Echeveria propagation, branch vs leaf
Ok, I'll just say it - branch propagation gives the best results!
In the photo above you can see two plants, on the right, a tiny rosette and on the left, a 4-head thriving plant, almost filling its pot.
You don't need to guess which grew from a leaf and which came from a branch, do you?
December 30 - a headless and rootless branch is planted
I've received this Echeveria branch from my mother in law, in late December.
Her plant became distorted and etoilated, so I helped her behead, and we repotted the best looking part of the plant.
The middle of the plant (no head, no roots, just stem and leaves) was of no use to my mother in law, so I decided to give it a chance on my porch.
I put the branch in some potting mix and just let it be, only watering occasionally. It remained unchanged for about a month - leaves wrinkled and droopy, no new growth... and then it just took off!
March 12 - the plant took root and is growing
One day I noticed that my beheaded, rootless Echeveria was looking much better.
The leaves firmed and started growing larger, and then... new growth! The plant sprouted new branches, four of them.
April 20 - a thriving Echeveria
It took 3 and a half months to turn a tired, headless and rootless Echeveria branch into a thriving plant.
I'm sure that the growing heads will reach full size sometime this summer!
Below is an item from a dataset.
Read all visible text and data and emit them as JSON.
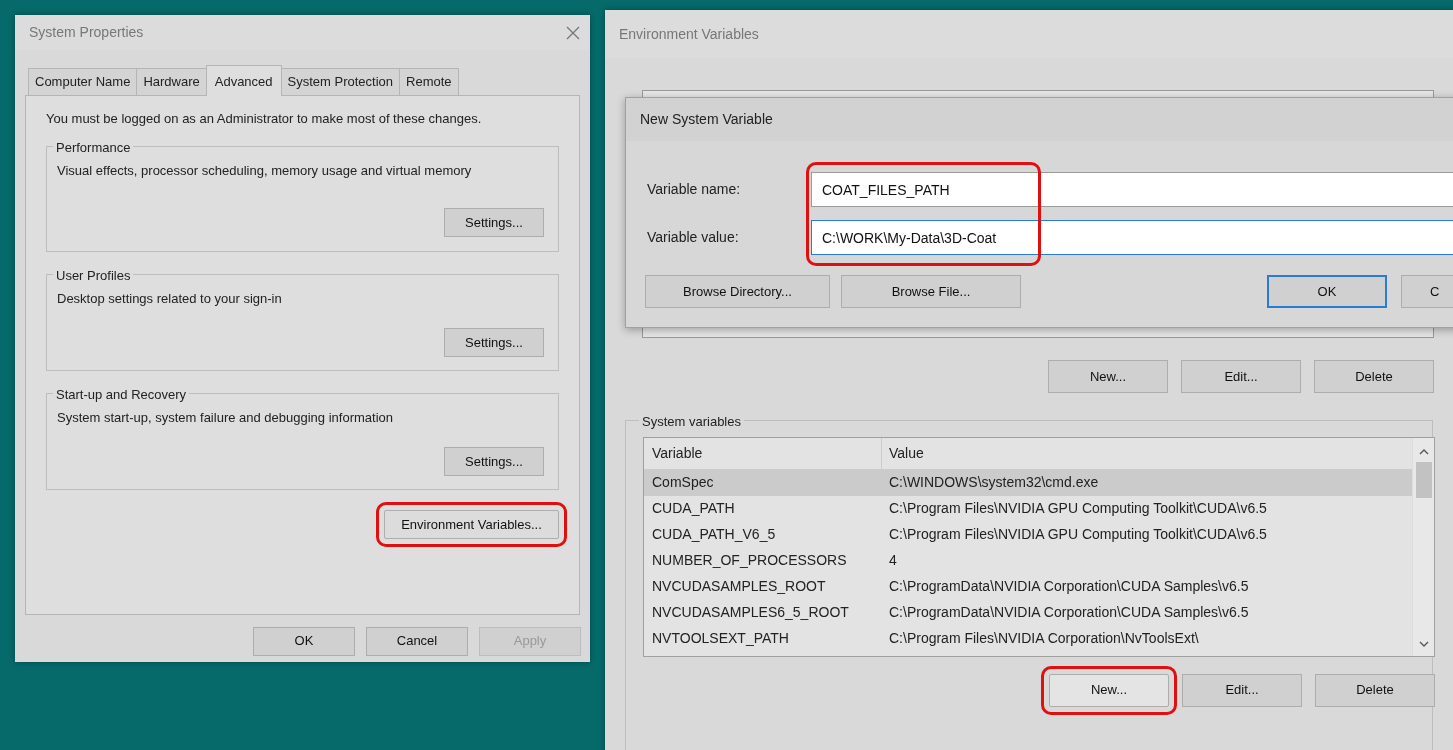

So what about leaf propagation?
When I rooted that branch, I also rooted several of its leaves, at the same time. In the picture above, you can see the best leaf result.
If you look closely, there are actually 3 heads growing, 2 of them extremely tiny.
This is a closeup on the little plant, but you can look at the top picture of the article to see that it's so much smaller than the new growth from my branch.
I expect this little guy to take a year or longer to reach full grown size.
Succulents can be effectively propagated using several methods, Including leaf and branch propagation.
However, if you want to increase your succulent collection quickly, go for branch cuttings.
The chosen branch doesn't have to have roots or a head - a stem with a few leaves is enough.